No The Outs [6], do Adam Goldman, vemos essa proporção 1:1 falhar espetacularmente, uma das tramas mais fascinantes e verossímeis da série. Mitchell e Oona são apresentados ao público como melhores amigos, mas com o desenrolar dos sete episódios da série, eles se tornam mais e mais estranhos. Mitchell espera que Oona aja como um ombro amigo para seus relacionamentos falhos, enquanto Oona espera que Mitchell aja como seu acompanhante quando ela participará de uma festa do seu ex. Ela até pede que ele tire seu cardigã e “fique mais viril”. Tão longe quanto as amigas de homens gays possam ir, Oona vai, maravilhosamente impetuosa – e é por isso que nós podemos enxergar essa relação baseada na objetificação, colapso.
Surpreendentemente para alguns, também há mulheres que não são impetuosas ou expansivas como Oona. De fato, a ideia de que mulheres amigas de homens gays sejam cruéis, escandalosas e desequilibradas é, por si só, um péssimo estereótipo que vem sendo perpetuado também por homens gays.
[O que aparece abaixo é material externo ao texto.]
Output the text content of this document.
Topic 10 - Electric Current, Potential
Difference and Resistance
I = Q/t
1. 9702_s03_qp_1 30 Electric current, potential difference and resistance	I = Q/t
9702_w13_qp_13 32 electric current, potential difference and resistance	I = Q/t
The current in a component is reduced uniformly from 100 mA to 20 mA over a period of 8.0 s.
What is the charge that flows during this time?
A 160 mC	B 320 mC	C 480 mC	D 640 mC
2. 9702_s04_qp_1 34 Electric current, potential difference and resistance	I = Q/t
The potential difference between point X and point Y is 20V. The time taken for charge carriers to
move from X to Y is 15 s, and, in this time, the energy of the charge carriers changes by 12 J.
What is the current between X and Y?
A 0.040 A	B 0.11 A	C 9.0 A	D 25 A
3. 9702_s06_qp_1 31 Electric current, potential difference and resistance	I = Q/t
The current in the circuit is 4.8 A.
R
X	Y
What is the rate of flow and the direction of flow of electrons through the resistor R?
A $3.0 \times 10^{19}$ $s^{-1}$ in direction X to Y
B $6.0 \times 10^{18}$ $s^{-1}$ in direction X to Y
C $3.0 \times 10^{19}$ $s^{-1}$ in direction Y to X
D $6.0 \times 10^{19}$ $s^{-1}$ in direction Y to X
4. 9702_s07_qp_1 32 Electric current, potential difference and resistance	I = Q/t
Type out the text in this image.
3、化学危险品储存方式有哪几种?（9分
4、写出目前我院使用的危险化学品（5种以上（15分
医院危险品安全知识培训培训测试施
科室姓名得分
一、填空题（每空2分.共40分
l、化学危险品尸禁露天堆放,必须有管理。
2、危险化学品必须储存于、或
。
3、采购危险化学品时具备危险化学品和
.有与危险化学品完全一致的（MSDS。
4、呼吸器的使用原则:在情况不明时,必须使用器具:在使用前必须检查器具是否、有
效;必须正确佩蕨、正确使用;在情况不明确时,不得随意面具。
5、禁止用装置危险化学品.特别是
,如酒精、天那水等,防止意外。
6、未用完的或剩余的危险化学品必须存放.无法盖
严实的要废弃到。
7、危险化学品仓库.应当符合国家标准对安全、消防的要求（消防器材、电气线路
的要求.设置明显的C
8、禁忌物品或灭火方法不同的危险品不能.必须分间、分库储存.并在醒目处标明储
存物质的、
Como homens gays, muitos de nós interpretam o silêncio das amigas que temos insultado como consentimento. Isso nos permite considerar que é apropriado para nós tratar todo o gênero de acordo. Em algum momento, alguma amiga mulher pode dizer “isso não é legal”, ou te estapear – mas você sabia que isso aconteceria. É tudo o que precisa, e muitos de nós crescem fora dessa maneira de pensar. Mas outros não.
É assim que você acaba com inúmeros homens gays cujas vidas sociais consistem quase exclusivamente em sair com outros homens gays. Como você pode aprender a ser humano se você só se relaciona com outros clones de si mesmo?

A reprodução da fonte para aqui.